Personally, I wouldn't be too upset with those sorts of results, as, the company is trading for well under 15x earnings...
Despite what seems to be a pretty effective turnaround, I can't help but remember back a few years, when this company was in net-net territory. The Finish Line was in the process of not buying Genesco for a hefty sum. Due to the merger agreement, which would lever FINL to the hilt, and probably destroy the combined entity. The markets were valuing FINL at what seemed to be an insanely low price, relative to book value. The greater part of the blogging value investing community looked at the company's balance sheet, and almost universally opined that this was a deep value stock.
But hold on a minute... There was a catch. Yes, FINL was earning money, but, with credit markets beginning a mortgage rust induced sieze up and the economy going south, how could this combined behemoth of shoe retailing survive? GCO was showing disappointing earnings, which, were used to try to get out of the merger. It may well have been one of the quicker merger then bankruptcies in history. Of course, this merger had to be axed, but at what price? Was the market rational? What were the chances of the companies settling this dispute in or out of court?
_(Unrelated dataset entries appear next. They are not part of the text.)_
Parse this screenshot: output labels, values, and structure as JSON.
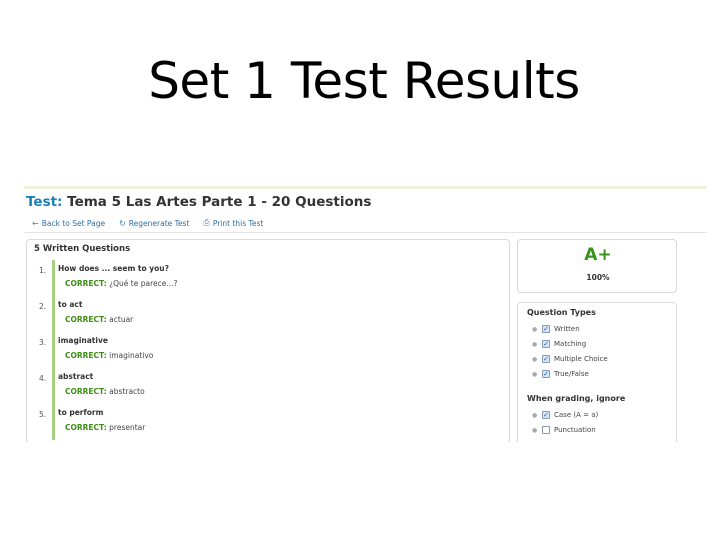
{
  "slide": {
    "title": "Set 1 Test Results"
  },
  "test": {
    "label": "Test:",
    "name": "Tema 5 Las Artes Parte 1 - 20 Questions"
  },
  "toolbar": {
    "back": {
      "icon": "arrow-left-icon",
      "label": "Back to Set Page"
    },
    "regenerate": {
      "icon": "refresh-icon",
      "label": "Regenerate Test"
    },
    "print": {
      "icon": "print-icon",
      "label": "Print this Test"
    }
  },
  "questions": {
    "title": "5 Written Questions",
    "correct_label": "CORRECT:",
    "items": [
      {
        "num": "1.",
        "prompt": "How does ... seem to you?",
        "answer": "¿Qué te parece...?"
      },
      {
        "num": "2.",
        "prompt": "to act",
        "answer": "actuar"
      },
      {
        "num": "3.",
        "prompt": "imaginative",
        "answer": "imaginativo"
      },
      {
        "num": "4.",
        "prompt": "abstract",
        "answer": "abstracto"
      },
      {
        "num": "5.",
        "prompt": "to perform",
        "answer": "presentar"
      }
    ]
  },
  "grade": {
    "letter": "A+",
    "percent": "100%"
  },
  "question_types": {
    "title": "Question Types",
    "items": [
      {
        "label": "Written",
        "checked": true
      },
      {
        "label": "Matching",
        "checked": true
      },
      {
        "label": "Multiple Choice",
        "checked": true
      },
      {
        "label": "True/False",
        "checked": true
      }
    ]
  },
  "grading": {
    "title": "When grading, ignore",
    "items": [
      {
        "label": "Case (A = a)",
        "checked": true
      },
      {
        "label": "Punctuation",
        "checked": false
      }
    ]
  },
  "colors": {
    "link_blue": "#1b7fb8",
    "correct_green": "#3e8e16",
    "grade_green": "#36961a",
    "bar_green": "#a4d07f"
  }
}
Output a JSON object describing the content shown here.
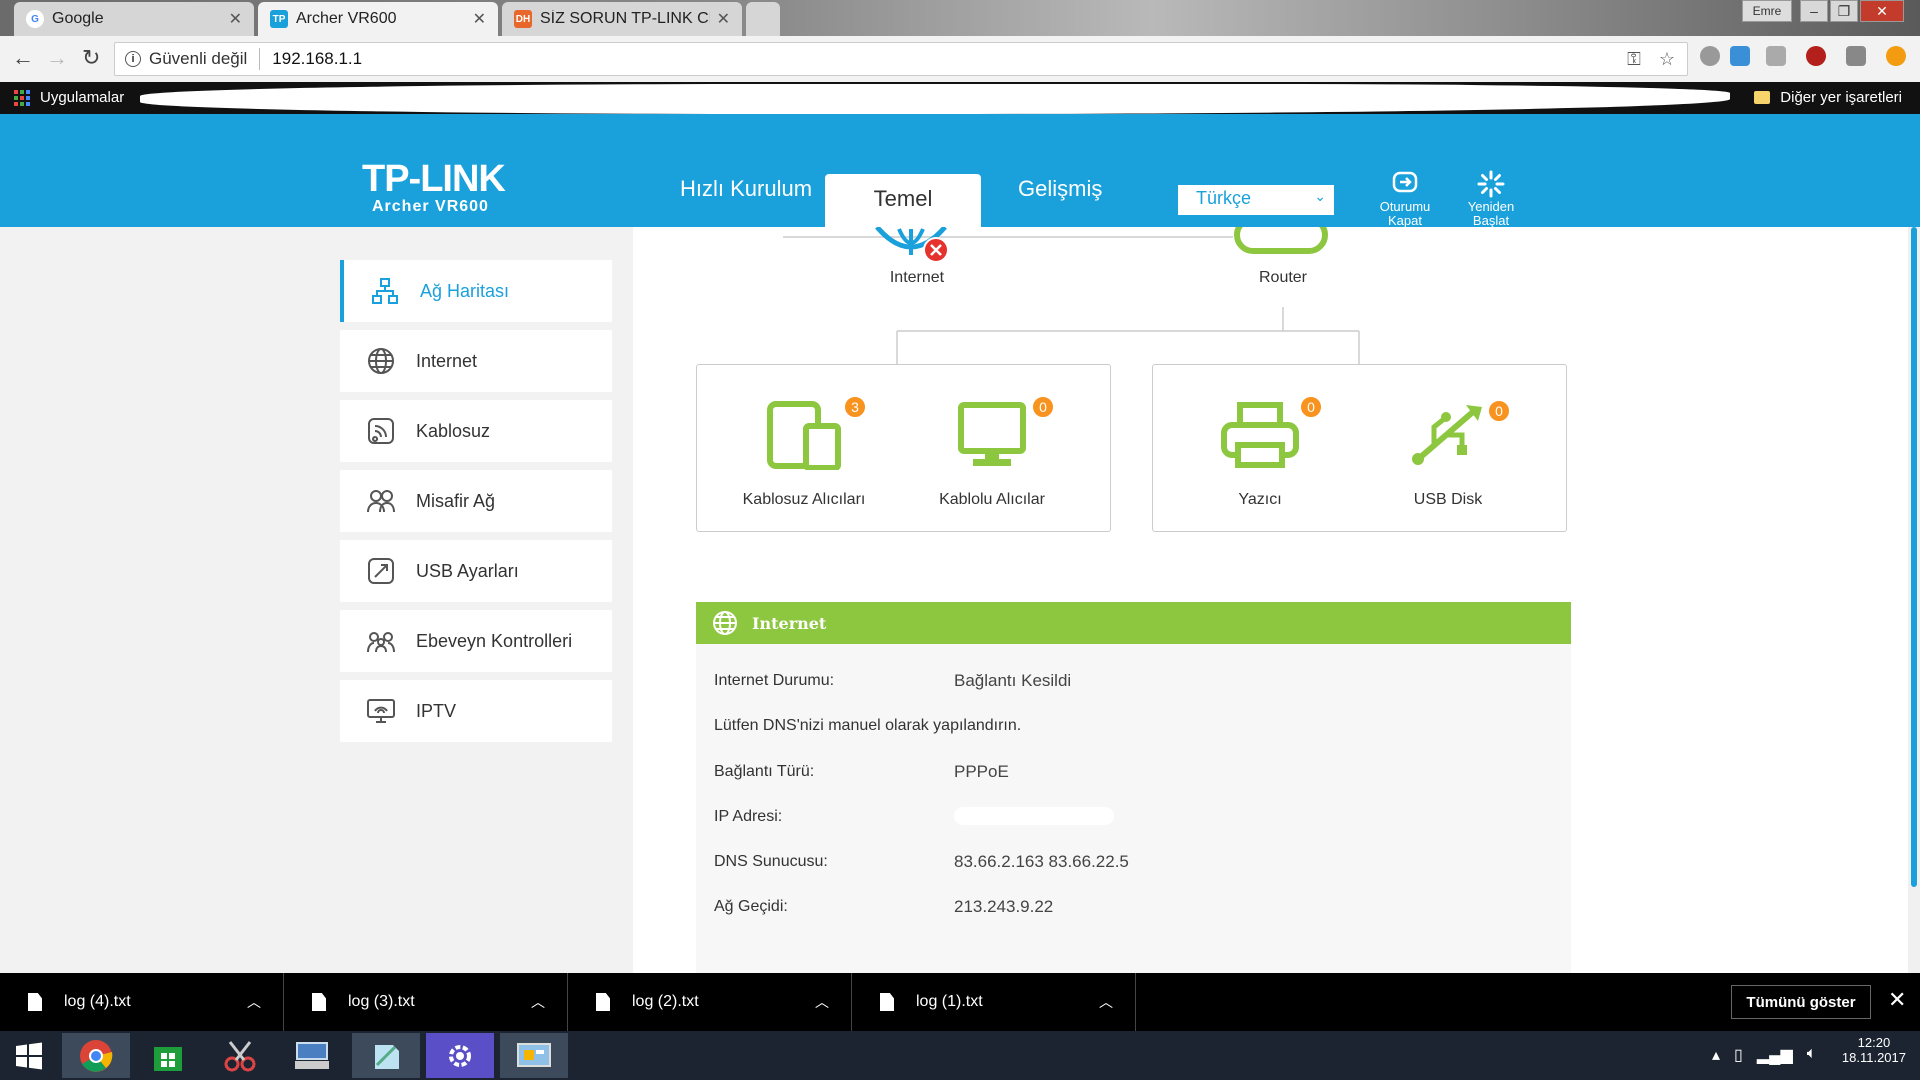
{
  "browser": {
    "tabs": [
      {
        "title": "Google",
        "favicon": "G",
        "color": "#4285f4"
      },
      {
        "title": "Archer VR600",
        "favicon": "TP",
        "color": "#1aa1dc"
      },
      {
        "title": "SİZ SORUN TP-LINK CEV",
        "favicon": "DH",
        "color": "#e8672a"
      }
    ],
    "user_badge": "Emre",
    "security_label": "Güvenli değil",
    "url": "192.168.1.1",
    "bookmarks": {
      "apps_label": "Uygulamalar",
      "other_label": "Diğer yer işaretleri"
    }
  },
  "router": {
    "brand": "TP-LINK",
    "model": "Archer VR600",
    "nav": {
      "quick": "Hızlı Kurulum",
      "basic": "Temel",
      "advanced": "Gelişmiş"
    },
    "language": "Türkçe",
    "logout": "Oturumu Kapat",
    "reboot": "Yeniden Başlat"
  },
  "sidebar": {
    "items": [
      {
        "label": "Ağ Haritası",
        "icon": "network-map-icon"
      },
      {
        "label": "Internet",
        "icon": "globe-icon"
      },
      {
        "label": "Kablosuz",
        "icon": "wireless-icon"
      },
      {
        "label": "Misafir Ağ",
        "icon": "guest-icon"
      },
      {
        "label": "USB Ayarları",
        "icon": "usb-settings-icon"
      },
      {
        "label": "Ebeveyn Kontrolleri",
        "icon": "parental-icon"
      },
      {
        "label": "IPTV",
        "icon": "iptv-icon"
      }
    ]
  },
  "map": {
    "internet_label": "Internet",
    "router_label": "Router",
    "devices": [
      {
        "label": "Kablosuz Alıcıları",
        "count": "3"
      },
      {
        "label": "Kablolu Alıcılar",
        "count": "0"
      },
      {
        "label": "Yazıcı",
        "count": "0"
      },
      {
        "label": "USB Disk",
        "count": "0"
      }
    ]
  },
  "internet_panel": {
    "title": "Internet",
    "status_label": "Internet Durumu:",
    "status_value": "Bağlantı Kesildi",
    "dns_hint": "Lütfen DNS'nizi manuel olarak yapılandırın.",
    "conn_type_label": "Bağlantı Türü:",
    "conn_type_value": "PPPoE",
    "ip_label": "IP Adresi:",
    "ip_value": "",
    "dns_label": "DNS Sunucusu:",
    "dns_value": "83.66.2.163 83.66.22.5",
    "gateway_label": "Ağ Geçidi:",
    "gateway_value": "213.243.9.22"
  },
  "downloads": {
    "files": [
      "log (4).txt",
      "log (3).txt",
      "log (2).txt",
      "log (1).txt"
    ],
    "show_all": "Tümünü göster"
  },
  "taskbar": {
    "time": "12:20",
    "date": "18.11.2017"
  },
  "colors": {
    "brand_blue": "#1aa1dc",
    "green": "#8dc63f",
    "badge_orange": "#f7931e",
    "error_red": "#e5322d"
  }
}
Naturally, lawyers were bound a determined to make a bunch of money off of this dispute, that was tied up in court or a not insignificant amount of time. A few bankers probably got canned, just to move on to making dumb loans elsewhere. Ultimately, shareholders of both companies were in limbo, not really knowing what was going on with the merger. How could intrinsic value of either corporation be calculated not knowing if there was a merger happening, and if not, what the terms would be.
Long story short: In March of 2008, UBS and Finish Line settled with Genesco, for $175 million in cash and a boatload of stock from FINL. FINL share went up and then down a year later. GCO shareholders were better off then they could have been, but, also, not as well off as if they had just been bought out for cash.
This story of acquisition, a bunch of legal hassle, stock issuance, then both companies doing well after a few years seems to symbolize everything that has happened in the economy in the past handful of years.
Disclosure: This is not investment advice. I have no positions in any of the companies mentioned.